Over 7 Million Accounts for Minecraft Community Hacked

Joseph Cox, reporting for Motherboard: Over seven million user accounts belonging to members of Minecraft community "Lifeboat" have been hacked, according to security researcher Troy Hunt. Hunt said he will upload the data to his breach notification website "Have I Been Pwned?", which allows people to check if their account is compromised, on Tuesday, and that it includes email addresses and weakly hashed passwords -- meaning that hackers could likely obtain full passwords from some of the data. "The data was provided to me by someone actively involved in trading who's sent me other data in the past," Hunt, who has verified the data and sent Motherboard a redacted screenshot of some of it, said in an email.

TLDR: The stupid Lifeboat people used MD5 hashes

[xxxJonBoyxxx]

As per TFA, Lifeboat used MD5 hashes for passwords. Dumbasses. Who does that in 2016 anymore?

Re:Well... What can you expect from Microsoft?

This story doesn't have anything to do with Microsoft.
It's a 3rd party forum/service, and has nothing to do with actual Minecraft accounts.

It also happened several months ago, the provider has been forcing resets and changed their hashing algorithm to something not completely stupid.

Re:Was Rust being used?

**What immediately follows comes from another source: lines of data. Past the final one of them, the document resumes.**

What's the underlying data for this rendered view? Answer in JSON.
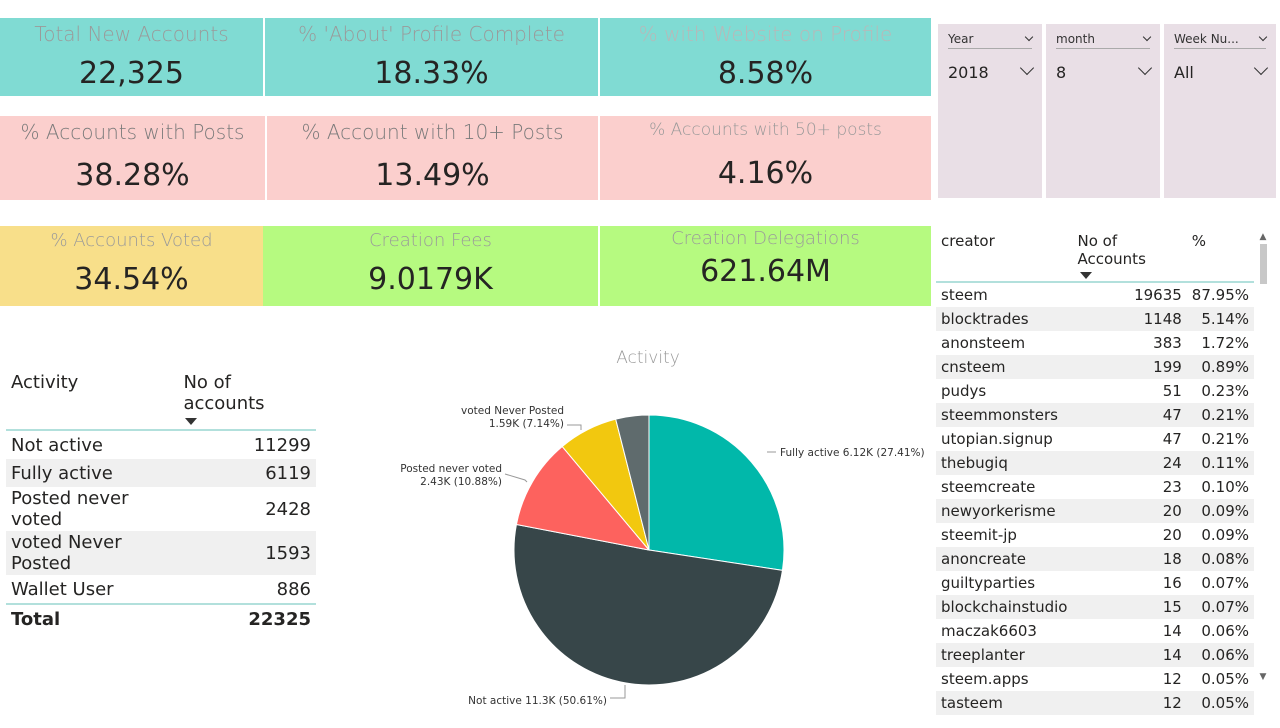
{
  "cards": {
    "total_new_accounts": {
      "label": "Total New Accounts",
      "value": "22,325"
    },
    "about_complete": {
      "label": "% 'About' Profile Complete",
      "value": "18.33%"
    },
    "website": {
      "label": "% with Website on Profile",
      "value": "8.58%"
    },
    "with_posts": {
      "label": "%  Accounts with Posts",
      "value": "38.28%"
    },
    "posts10": {
      "label": "% Account with 10+ Posts",
      "value": "13.49%"
    },
    "posts50": {
      "label": "% Accounts with 50+ posts",
      "value": "4.16%"
    },
    "voted": {
      "label": "% Accounts Voted",
      "value": "34.54%"
    },
    "fees": {
      "label": "Creation Fees",
      "value": "9.0179K"
    },
    "delegations": {
      "label": "Creation Delegations",
      "value": "621.64M"
    }
  },
  "slicers": [
    {
      "title": "Year",
      "value": "2018"
    },
    {
      "title": "month",
      "value": "8"
    },
    {
      "title": "Week Nu...",
      "value": "All"
    }
  ],
  "activity_table": {
    "headers": [
      "Activity",
      "No of accounts"
    ],
    "rows": [
      {
        "name": "Not active",
        "count": "11299"
      },
      {
        "name": "Fully active",
        "count": "6119"
      },
      {
        "name": "Posted never voted",
        "count": "2428"
      },
      {
        "name": "voted Never Posted",
        "count": "1593"
      },
      {
        "name": "Wallet User",
        "count": "886"
      }
    ],
    "total_label": "Total",
    "total_value": "22325"
  },
  "pie": {
    "title": "Activity",
    "labels": {
      "fully": "Fully active 6.12K (27.41%)",
      "posted1": "Posted never voted",
      "posted2": "2.43K (10.88%)",
      "voted1": "voted Never Posted",
      "voted2": "1.59K (7.14%)",
      "notactive": "Not active 11.3K (50.61%)"
    }
  },
  "chart_data": {
    "type": "pie",
    "title": "Activity",
    "categories": [
      "Fully active",
      "Not active",
      "Posted never voted",
      "voted Never Posted",
      "Wallet User"
    ],
    "values": [
      6119,
      11299,
      2428,
      1593,
      886
    ],
    "colors": [
      "#01b8aa",
      "#374649",
      "#fd625e",
      "#f2c80f",
      "#5f6b6d"
    ]
  },
  "creator_table": {
    "headers": [
      "creator",
      "No of Accounts",
      "%"
    ],
    "rows": [
      {
        "name": "steem",
        "count": "19635",
        "pct": "87.95%"
      },
      {
        "name": "blocktrades",
        "count": "1148",
        "pct": "5.14%"
      },
      {
        "name": "anonsteem",
        "count": "383",
        "pct": "1.72%"
      },
      {
        "name": "cnsteem",
        "count": "199",
        "pct": "0.89%"
      },
      {
        "name": "pudys",
        "count": "51",
        "pct": "0.23%"
      },
      {
        "name": "steemmonsters",
        "count": "47",
        "pct": "0.21%"
      },
      {
        "name": "utopian.signup",
        "count": "47",
        "pct": "0.21%"
      },
      {
        "name": "thebugiq",
        "count": "24",
        "pct": "0.11%"
      },
      {
        "name": "steemcreate",
        "count": "23",
        "pct": "0.10%"
      },
      {
        "name": "newyorkerisme",
        "count": "20",
        "pct": "0.09%"
      },
      {
        "name": "steemit-jp",
        "count": "20",
        "pct": "0.09%"
      },
      {
        "name": "anoncreate",
        "count": "18",
        "pct": "0.08%"
      },
      {
        "name": "guiltyparties",
        "count": "16",
        "pct": "0.07%"
      },
      {
        "name": "blockchainstudio",
        "count": "15",
        "pct": "0.07%"
      },
      {
        "name": "maczak6603",
        "count": "14",
        "pct": "0.06%"
      },
      {
        "name": "treeplanter",
        "count": "14",
        "pct": "0.06%"
      },
      {
        "name": "steem.apps",
        "count": "12",
        "pct": "0.05%"
      },
      {
        "name": "tasteem",
        "count": "12",
        "pct": "0.05%"
      }
    ]
  }
}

Probably not!

[xxxJonBoyxxx]

AFAIK, password hashing isn't built into Rust; you have to bolt on the necessary security from a third party.

In Rust, the default "hash" function (std::hash - https://doc.rust-lang.org/std/hash/) uses SipHash 2-4, which isn't cryptographically secure (http://crypto.stackexchange.com/questions/17996/is-siphash-cryptographically-secure). Developers need to use a third party "crate" like pwhash (https://users.rust-lang.org/t/pwhash-a-password-hashing-verification-library/4581) to get some decent hashing algorithms in their Rust app, and even then, Rust developers still need to be smart enough not to pick one of the insecure options. (Fortunately, the pwhash doc is pretty good.)